憧憬の自我、黎明に溶ける
───思えば、あの行動は間違いだったのかもしれない。
私は、人として生きる中で、唯一大切にしたかったあの子を
太陽の様に暖かいあの子の、笑顔を、守りたかっただけだった。
あの子が求めていたことは、結末は、こんな事ではなかったのでは無いのか。
───きっと、私は人では無かったのだろう。
みんなが言っていた、勇者に似つかわしく無い、魔の存在ではないのかと。
人々が叫ぶ、勇者という光を滅ぼした悪魔だと。
それでも、何と言われようと、貴女の命が脅かされるのは、何故だか許せなかった。
でも、きっとそれは間違いだったのだろうと気付かされた。
私に剣を向けた貴女は、疲弊し切った顔で、憎しみの全てを私に向けていた。
───それでも、それでもね、サラ。
私は、今の私の力は、貴女の横に並ぶ資格がある。
己を殺して隠した闇に浮かぶ仮面を
私は被り、人としての身を焦がしながらも
この力を手に入れた。
嬉しいと、本気で思う。
あの日、見たあの光と、私は今対等に渡り合っている。
どう?今の私は、貴女のその美しい眼に、刻まれている事でしょう?
リンネは、サラの右目に剣を突き立てた。
サラは、返す刀で、リンネの左目を切り裂く。
───何故、貴女と戦っているんだろう。
何か、もっと解決策はあったはずなのに。
愛おしい妹は、私に殺意を向け、私もまた醜い殺意を貴女へ。
傷つけたくない貴女を、殺そうとする身体を、止める事が出来ない。
私は、ずっと貴女に、私には無い"何か"を見ていた。
貴女は、私の事を愛していなかったかもしれない。
それは、人ならざる者だからなのかもしれない。
それでも、私は、貴女に只今日を笑っていて欲しかったのに。
───数刻、2人は剣を打ち合い
しかし、運命は残酷にもその決着を付ける。
───嗚呼、サラ。
貴女は、とても強い。
その力に惹かれて、私なりに頑張ってみたけど、やっぱりその光に追い付く事などできなかった。

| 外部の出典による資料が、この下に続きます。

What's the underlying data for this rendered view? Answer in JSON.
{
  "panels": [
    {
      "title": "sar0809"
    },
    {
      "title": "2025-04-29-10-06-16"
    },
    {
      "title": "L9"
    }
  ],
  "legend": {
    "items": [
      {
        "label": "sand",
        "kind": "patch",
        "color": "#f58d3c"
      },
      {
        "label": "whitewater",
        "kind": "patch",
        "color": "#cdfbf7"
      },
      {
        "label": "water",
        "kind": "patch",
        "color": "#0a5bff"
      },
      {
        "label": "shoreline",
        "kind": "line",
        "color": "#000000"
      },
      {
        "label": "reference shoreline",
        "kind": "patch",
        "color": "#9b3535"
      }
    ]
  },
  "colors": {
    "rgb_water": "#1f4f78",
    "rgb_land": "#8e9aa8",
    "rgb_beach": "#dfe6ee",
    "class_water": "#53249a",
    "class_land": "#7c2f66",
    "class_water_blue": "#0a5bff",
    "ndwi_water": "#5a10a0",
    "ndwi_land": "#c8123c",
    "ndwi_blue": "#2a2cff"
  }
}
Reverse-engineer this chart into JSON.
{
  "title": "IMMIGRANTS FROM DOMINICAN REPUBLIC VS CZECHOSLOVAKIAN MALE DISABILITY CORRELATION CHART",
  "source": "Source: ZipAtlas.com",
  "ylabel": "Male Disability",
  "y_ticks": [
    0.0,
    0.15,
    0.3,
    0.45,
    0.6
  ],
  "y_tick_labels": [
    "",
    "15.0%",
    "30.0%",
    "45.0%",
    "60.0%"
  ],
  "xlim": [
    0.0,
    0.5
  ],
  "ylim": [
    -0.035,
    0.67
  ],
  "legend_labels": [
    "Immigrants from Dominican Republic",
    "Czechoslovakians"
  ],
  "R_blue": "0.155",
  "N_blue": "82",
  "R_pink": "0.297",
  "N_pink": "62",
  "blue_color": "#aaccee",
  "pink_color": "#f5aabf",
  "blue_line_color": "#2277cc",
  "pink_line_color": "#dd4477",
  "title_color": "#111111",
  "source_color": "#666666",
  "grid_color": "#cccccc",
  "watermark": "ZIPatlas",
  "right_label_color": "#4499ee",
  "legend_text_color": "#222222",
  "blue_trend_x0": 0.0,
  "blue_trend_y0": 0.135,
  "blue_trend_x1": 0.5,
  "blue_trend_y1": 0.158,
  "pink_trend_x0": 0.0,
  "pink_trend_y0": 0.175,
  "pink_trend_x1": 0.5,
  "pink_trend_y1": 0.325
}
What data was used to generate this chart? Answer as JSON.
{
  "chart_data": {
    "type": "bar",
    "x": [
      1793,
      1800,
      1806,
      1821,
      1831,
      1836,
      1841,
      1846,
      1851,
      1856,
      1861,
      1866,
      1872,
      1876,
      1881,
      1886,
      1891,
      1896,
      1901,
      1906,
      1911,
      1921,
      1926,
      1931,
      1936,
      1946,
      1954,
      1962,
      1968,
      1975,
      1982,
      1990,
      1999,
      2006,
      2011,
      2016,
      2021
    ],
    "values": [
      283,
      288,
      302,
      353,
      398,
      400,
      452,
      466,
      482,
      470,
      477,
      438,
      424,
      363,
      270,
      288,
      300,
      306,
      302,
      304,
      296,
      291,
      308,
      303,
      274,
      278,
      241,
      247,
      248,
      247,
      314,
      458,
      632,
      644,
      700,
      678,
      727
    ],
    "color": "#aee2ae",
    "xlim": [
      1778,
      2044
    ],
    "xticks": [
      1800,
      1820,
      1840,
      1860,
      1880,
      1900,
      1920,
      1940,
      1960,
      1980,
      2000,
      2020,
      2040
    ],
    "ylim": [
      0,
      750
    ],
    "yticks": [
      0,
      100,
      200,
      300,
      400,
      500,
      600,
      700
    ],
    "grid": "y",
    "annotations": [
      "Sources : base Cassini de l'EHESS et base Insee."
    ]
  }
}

私の胸を貫いた貴女の剣が、私の命を流してゆくのが分かる。
貴女の愛にも、身体にも
触れても見えぬ明日は、燃えてゆく。
「……ねえ、サラ」
「……何だ、魔王……」
やめて、そんな風に呼んで欲しく無い。
私には、私の大切な"名前"があるのに。
「いや……"リンネ"」
私の気持ちを察したのか、名前を呼んでくれた。
幸せな気持ちが私の心を満たす。
「……眼、御免なさいね……少し、触れてもいいかしら?」
私は、私が潰してしまった、貴女の右目に手を当てる。
私の残っている、魔力を空洞に流す。
私は、大好きなサラの右目に、私の右目を渡した。
「……眼が……何を……?」
「ふふ……これで、私は死んでも、貴女と共に世界を見る事が出来るわ……これからも、ずっと、一緒よ……」
───二つの綺麗な海の片方は、違う色になってしまったけれど
似合っていると嬉しい。
嗚呼、それを確認する事が出来ないのが、とても悲しいけれど
───嗚呼、でも、感じる
夜明けが近いのかしら?暖かな、お日様の光を感じるわ。
私は、この光に溶け込むような感覚を感じながら、意識を解いてゆく。
私の心を満たすは、とても大きな幸福。